Well, those statements have already come to fruition. The Falcons have restructured the contracts for Matt Ryan and Grady Jarrett to free up at last 12M in 2020 cap space.
The Falcons restructured the contracts of QB Matt Ryan and DT Grady Jarrett, converting 2020 base salary and bonuses into bonuses paid out yesterday.— Field Yates (@FieldYates) December 28, 2019
The moves allow those bonuses to prorate and created north of $12M in 2020 cap space. Planning ahead by Atlanta.
Before this deal, Atlanta was set to be about 4M over the 2020 cap, if you go off of the numbers provided by OverTheCap. They were set to carry over about the same amount of unused 2019 cap space, which would have put the team going into 2020 with no cap room.
After this deal, the Falcons will likely have about 12M in cap space to work with for 2020 without cutting anybody currently on the roster. Let’s take a look at what this means.
What the restructure does
Put simply, a contract restructure takes a contractual salary for a season and converts it to a bonus instead. By converting the salary to a bonus, the team can spread the cap hit of that bonus across the remaining years of the deal. By contrast, a salary within a given year is fully attributable to the cap in that year.

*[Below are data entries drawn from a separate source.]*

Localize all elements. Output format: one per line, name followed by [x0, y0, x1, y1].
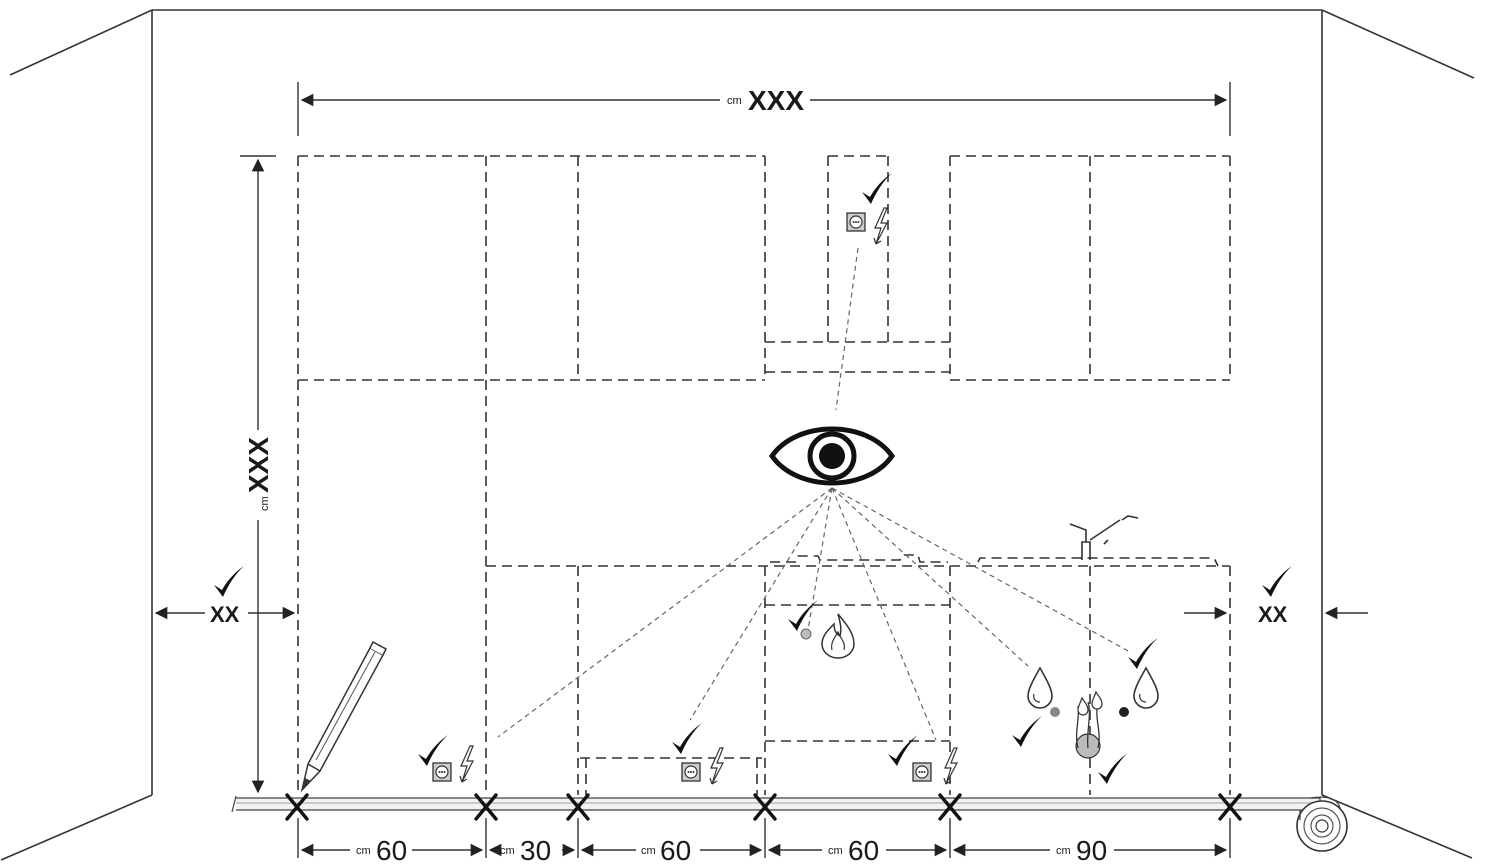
segment-1-value: 60: [376, 835, 407, 863]
checkmark-icon: [1262, 566, 1292, 597]
water-dot: [1050, 707, 1060, 717]
segment-4-unit: cm: [828, 845, 843, 857]
sight-lines: [497, 247, 1131, 741]
segment-3-value: 60: [660, 835, 691, 863]
water-drop-icon: [1133, 667, 1159, 709]
segment-4-value: 60: [848, 835, 879, 863]
lightning-icon: [873, 207, 888, 245]
top-dimension: cm XXX: [297, 82, 1231, 136]
segment-5-value: 90: [1076, 835, 1107, 863]
checkmark-icon: [214, 566, 244, 597]
water-dot: [1119, 707, 1129, 717]
electrical-outlet-icon: [912, 762, 932, 782]
left-clearance-value: XX: [210, 602, 240, 627]
segment-3-unit: cm: [641, 845, 656, 857]
checkmark-icon: [418, 735, 448, 766]
left-clearance: XX: [154, 566, 296, 627]
checkmark-icon: [1128, 638, 1158, 669]
segment-2-unit: cm: [500, 845, 515, 857]
outlet-group-1: [418, 735, 474, 783]
room-walls: [0, 9, 1475, 861]
faucet-icon: [1069, 515, 1139, 560]
gas-dot: [800, 628, 812, 640]
tape-measure-icon: [231, 795, 1348, 852]
gas-connection-group: [788, 600, 855, 659]
right-clearance-value: XX: [1258, 602, 1288, 627]
segment-1-unit: cm: [356, 845, 371, 857]
segment-2-value: 30: [520, 835, 551, 863]
electrical-outlet-icon: [681, 762, 701, 782]
lightning-icon: [709, 747, 724, 785]
upper-cabinets: [297, 155, 1231, 795]
pencil-icon: [300, 640, 387, 793]
height-dimension-unit: cm: [259, 496, 271, 511]
hood-outlet-group: [846, 173, 892, 245]
segment-5-unit: cm: [1056, 845, 1071, 857]
height-dimension: cm XXX: [240, 155, 276, 794]
bottom-dimensions: cm 60 cm 30 cm 60 cm 60 cm 90: [297, 818, 1231, 866]
top-dimension-unit: cm: [727, 95, 742, 107]
right-clearance: XX: [1184, 566, 1368, 627]
top-dimension-value: XXX: [748, 85, 804, 116]
drain-icon: [1075, 690, 1103, 759]
eye-icon: [768, 426, 896, 486]
electrical-outlet-icon: [432, 762, 452, 782]
outlet-group-3: [888, 735, 958, 785]
water-connection-group: [1012, 638, 1159, 784]
water-drop-icon: [1027, 667, 1053, 709]
outlet-group-2: [672, 723, 724, 785]
flame-icon: [821, 613, 855, 659]
checkmark-icon: [1012, 716, 1042, 747]
electrical-outlet-icon: [846, 212, 866, 232]
checkmark-icon: [1098, 753, 1128, 784]
checkmark-icon: [672, 723, 702, 754]
height-dimension-value: XXX: [243, 437, 274, 493]
checkmark-icon: [888, 735, 918, 766]
lower-cabinets: [486, 554, 1231, 795]
lightning-icon: [459, 745, 474, 783]
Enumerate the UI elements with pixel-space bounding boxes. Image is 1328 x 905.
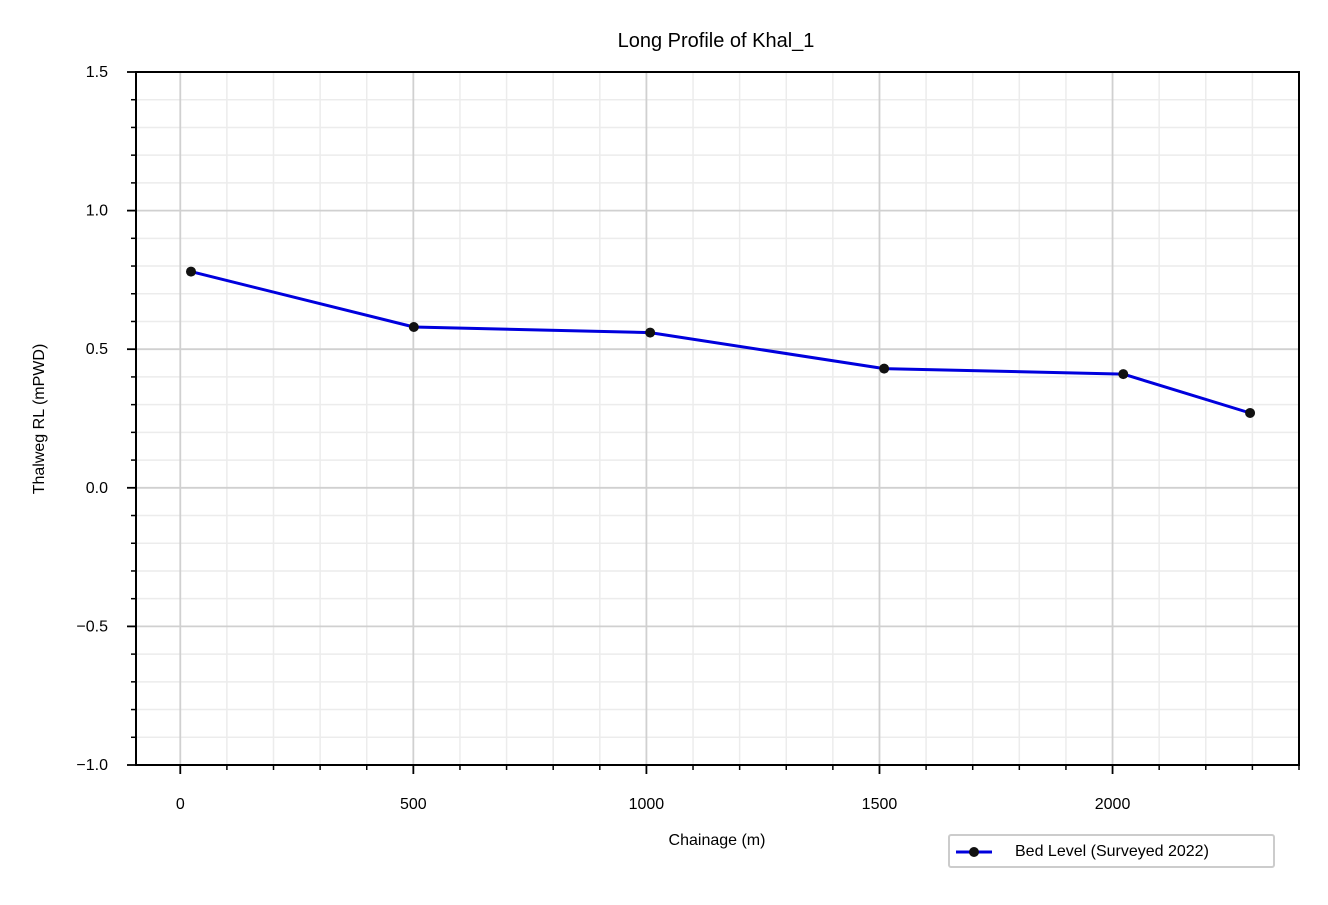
plot-frame: [135, 71, 1300, 766]
data-point: [1245, 407, 1256, 418]
x-tick-label: 2000: [1095, 796, 1131, 813]
y-axis-label: Thalweg RL (mPWD): [31, 344, 48, 495]
major-gridlines: [136, 71, 1299, 766]
tick-labels: 0 500 1000 1500 2000 −1.0 −0.5 0.0 0.5 1.0 1.5: [76, 64, 1130, 813]
y-tick-label: 1.0: [86, 203, 108, 220]
data-point: [879, 363, 890, 374]
data-point: [186, 266, 197, 277]
legend-swatch: [956, 847, 992, 857]
y-tick-label: −1.0: [76, 757, 108, 774]
x-tick-label: 500: [400, 796, 427, 813]
data-point: [1118, 369, 1129, 380]
x-tick-label: 1000: [629, 796, 665, 813]
chart-title: Long Profile of Khal_1: [618, 30, 815, 52]
data-point: [645, 327, 656, 338]
data-point: [408, 322, 419, 333]
y-tick-label: 0.0: [86, 480, 108, 497]
y-tick-label: −0.5: [76, 618, 108, 635]
axis-ticks: [127, 71, 1300, 774]
x-axis-label: Chainage (m): [669, 832, 766, 849]
legend-label: Bed Level (Surveyed 2022): [1015, 843, 1209, 860]
x-tick-label: 1500: [862, 796, 898, 813]
y-tick-label: 0.5: [86, 341, 108, 358]
legend: Bed Level (Surveyed 2022): [948, 834, 1275, 868]
series-layer: [186, 266, 1256, 418]
x-tick-label: 0: [176, 796, 185, 813]
minor-gridlines: [136, 72, 1300, 765]
y-tick-label: 1.5: [86, 64, 108, 81]
series-line: [190, 270, 1251, 415]
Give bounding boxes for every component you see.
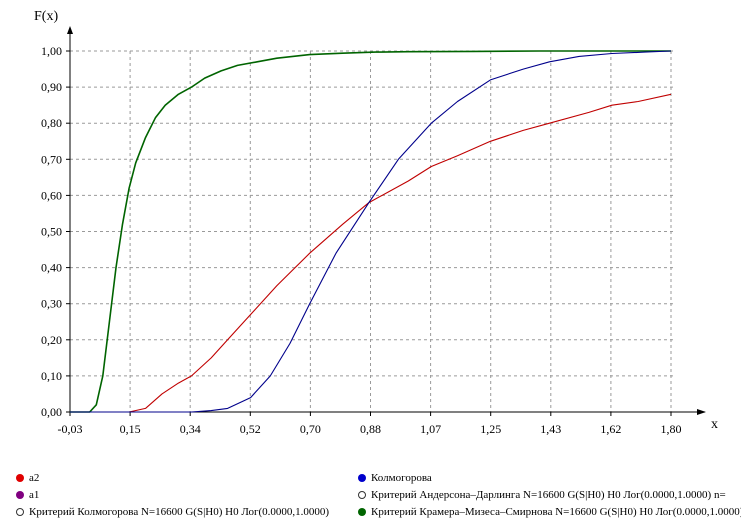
y-tick-label: 0,70 xyxy=(41,152,62,166)
series-line-2 xyxy=(70,93,672,413)
x-axis-title: x xyxy=(711,417,718,432)
x-tick-label: 1,07 xyxy=(420,422,441,436)
y-tick-label: 0,90 xyxy=(41,80,62,94)
y-axis-arrow xyxy=(67,26,73,34)
legend-label: Критерий Крамера–Мизеса–Смирнова N=16600… xyxy=(371,506,741,518)
series-line-3 xyxy=(70,50,672,413)
legend-marker xyxy=(16,491,24,499)
legend-label: a1 xyxy=(29,489,40,501)
series-line-1 xyxy=(70,50,671,413)
y-axis-title: F(x) xyxy=(34,9,58,24)
legend-marker xyxy=(358,491,366,499)
y-tick-label: 0,60 xyxy=(41,188,62,202)
legend-label: a2 xyxy=(29,472,40,484)
y-tick-label: 0,40 xyxy=(41,261,62,275)
x-tick-label: 0,34 xyxy=(180,422,201,436)
x-tick-label: -0,03 xyxy=(58,422,83,436)
legend-item-cramer-von-mises: Критерий Крамера–Мизеса–Смирнова N=16600… xyxy=(358,506,741,518)
y-tick-label: 1,00 xyxy=(41,44,62,58)
legend: a2 a1 Критерий Колмогорова N=16600 G(S|H… xyxy=(0,470,741,522)
y-tick-label: 0,20 xyxy=(41,333,62,347)
chart: -0,03 0,15 0,34 0,52 0,70 0,88 1,07 1,25 1,43 1,6… xyxy=(34,9,718,436)
legend-label: Колмогорова xyxy=(371,472,432,484)
x-tick-label: 0,88 xyxy=(360,422,381,436)
axes xyxy=(66,26,706,416)
tick-labels: -0,03 0,15 0,34 0,52 0,70 0,88 1,07 1,25 1,43 1,6… xyxy=(41,44,682,436)
x-tick-label: 0,70 xyxy=(300,422,321,436)
y-tick-label: 0,00 xyxy=(41,405,62,419)
legend-marker xyxy=(16,508,24,516)
legend-marker xyxy=(358,474,366,482)
y-tick-label: 0,30 xyxy=(41,297,62,311)
y-tick-label: 0,80 xyxy=(41,116,62,130)
x-tick-label: 1,62 xyxy=(600,422,621,436)
legend-label: Критерий Колмогорова N=16600 G(S|H0) H0 … xyxy=(29,506,330,518)
legend-marker xyxy=(16,474,24,482)
legend-item-a2: a2 xyxy=(16,472,39,484)
legend-item-kolmogorov: Колмогорова xyxy=(358,472,432,484)
x-tick-label: 1,80 xyxy=(661,422,682,436)
x-tick-label: 1,25 xyxy=(480,422,501,436)
y-tick-label: 0,10 xyxy=(41,369,62,383)
x-tick-label: 1,43 xyxy=(540,422,561,436)
legend-label: Критерий Андерсона–Дарлинга N=16600 G(S|… xyxy=(371,489,726,501)
legend-item-kolmogorov-criterion: Критерий Колмогорова N=16600 G(S|H0) H0 … xyxy=(16,506,329,518)
legend-marker xyxy=(358,508,366,516)
x-tick-label: 0,15 xyxy=(120,422,141,436)
x-tick-label: 0,52 xyxy=(240,422,261,436)
legend-item-anderson-darling: Критерий Андерсона–Дарлинга N=16600 G(S|… xyxy=(358,489,726,501)
grid xyxy=(70,50,675,412)
y-tick-label: 0,50 xyxy=(41,225,62,239)
series-lines xyxy=(70,50,672,413)
x-axis-arrow xyxy=(697,409,706,415)
legend-item-a1: a1 xyxy=(16,489,39,501)
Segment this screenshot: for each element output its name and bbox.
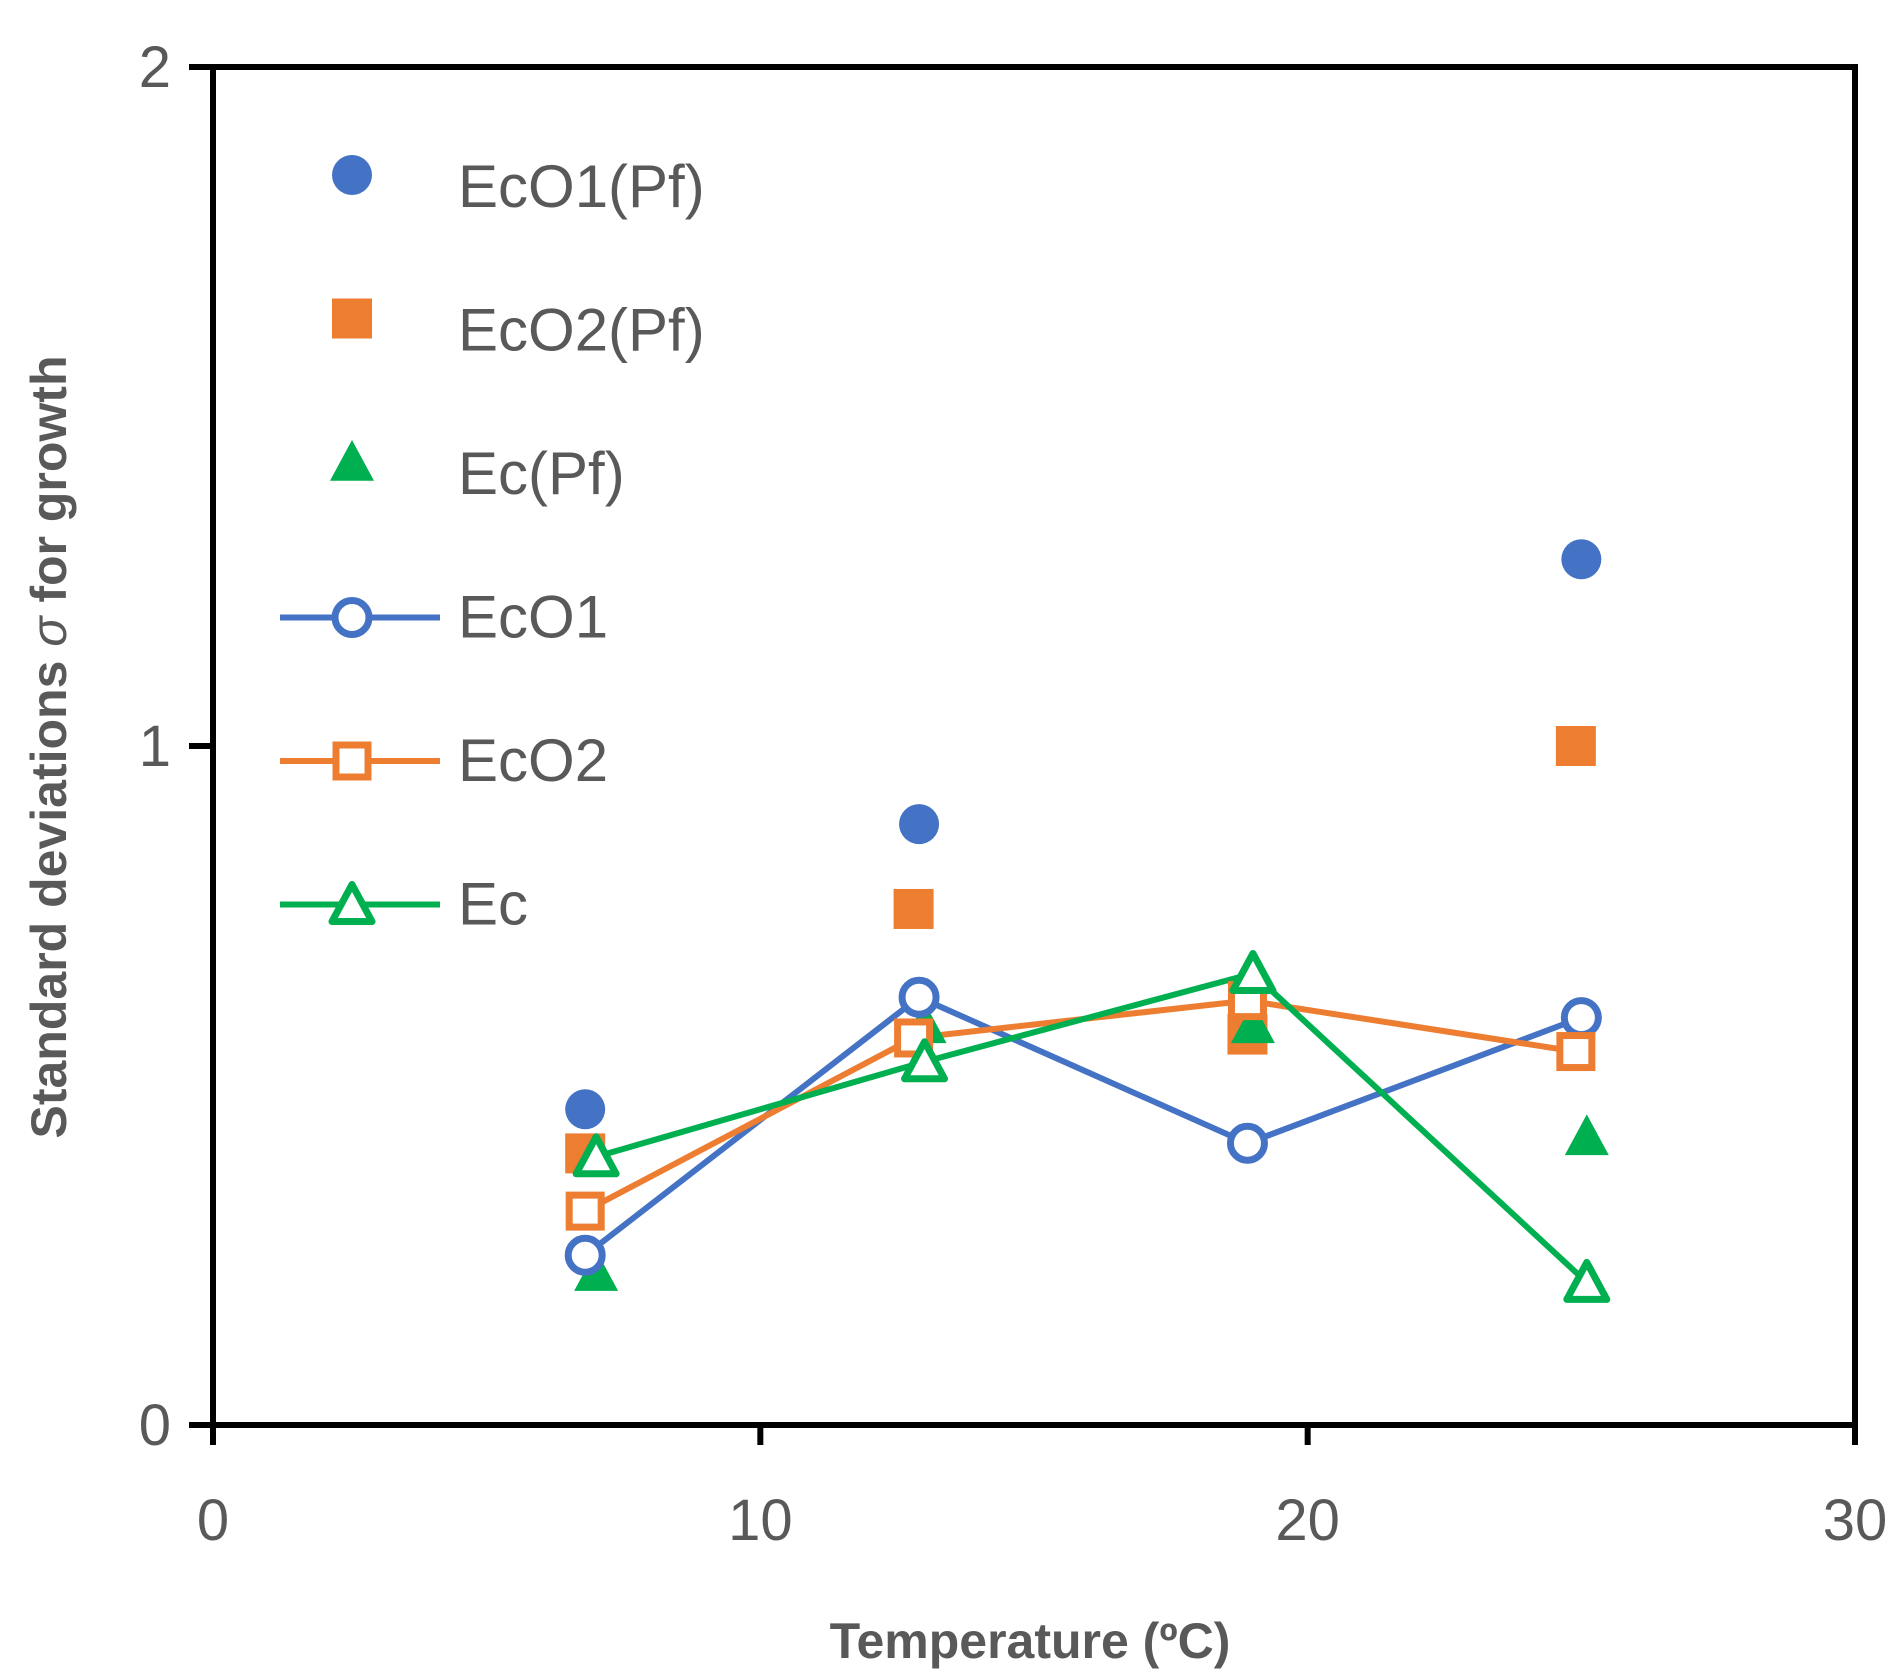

As an example, if Matt Ryan had a 15M salary due in 2020 and the team converted 10M of it to a bonus, with 4 years left on the deal, the new cap hit would be 5M salary + 2.5M prorated bonus = 7.5M cap hit in 2020. That’s a savings of 7.5M on the cap just by converting the salary.
In the NFL, this is an extremely common occurrence and most big contracts have built-in clauses that allow GMs to automatically convert salaries to bonuses whenever needed. For the player, there’s no financial impact as they get the same amount of cash as they would have before.
The downside is that it pushes more of the cap hit to future years, which in turn makes it harder to cut that player in the first several years of their deal. So, you have to be selective about which players you do this with. Most teams will only do this with the guys they know will be here for several years to come. Ryan and Jarrett clearly fit in that category.
The 2020 cap
As for the 2020 cap, the team will now have somewhere between 12 to 14 million to use in 2020. The rookie class will cost somewhere between 5 to 7M in cap space, which leaves about 7M in cap space for free agents and a buffer during the season for performance incentives and additional signings.
This is just the start of freeing up cap space, though. The team will likely move on from several veterans (Ty Sambrailo as a perfect example) and free up more space in the process. Make no mistake: Atlanta will not be a major player in free agency. They have cap space now, but it’s not significant enough to sign a bunch of high-dollar guys this off-season. That said, there could be some imminent moves coming as a result of this restructure.
The most obvious move for the Falcons - now that they have the cap room to do it - is to get Austin Hooper signed to a long-term contract. There are other guys the team may look to keep around - Adrian Clayborn, Tyeler Davison are two potential names - but none seem to be as important as Hooper. With the highest tight end contracts averaging about 10M per year, you can expect Hooper to get something in that range. Don’t be surprised if a new deal is announced for him in the coming weeks.
Your thoughts on the Falcons newly freed up cap space?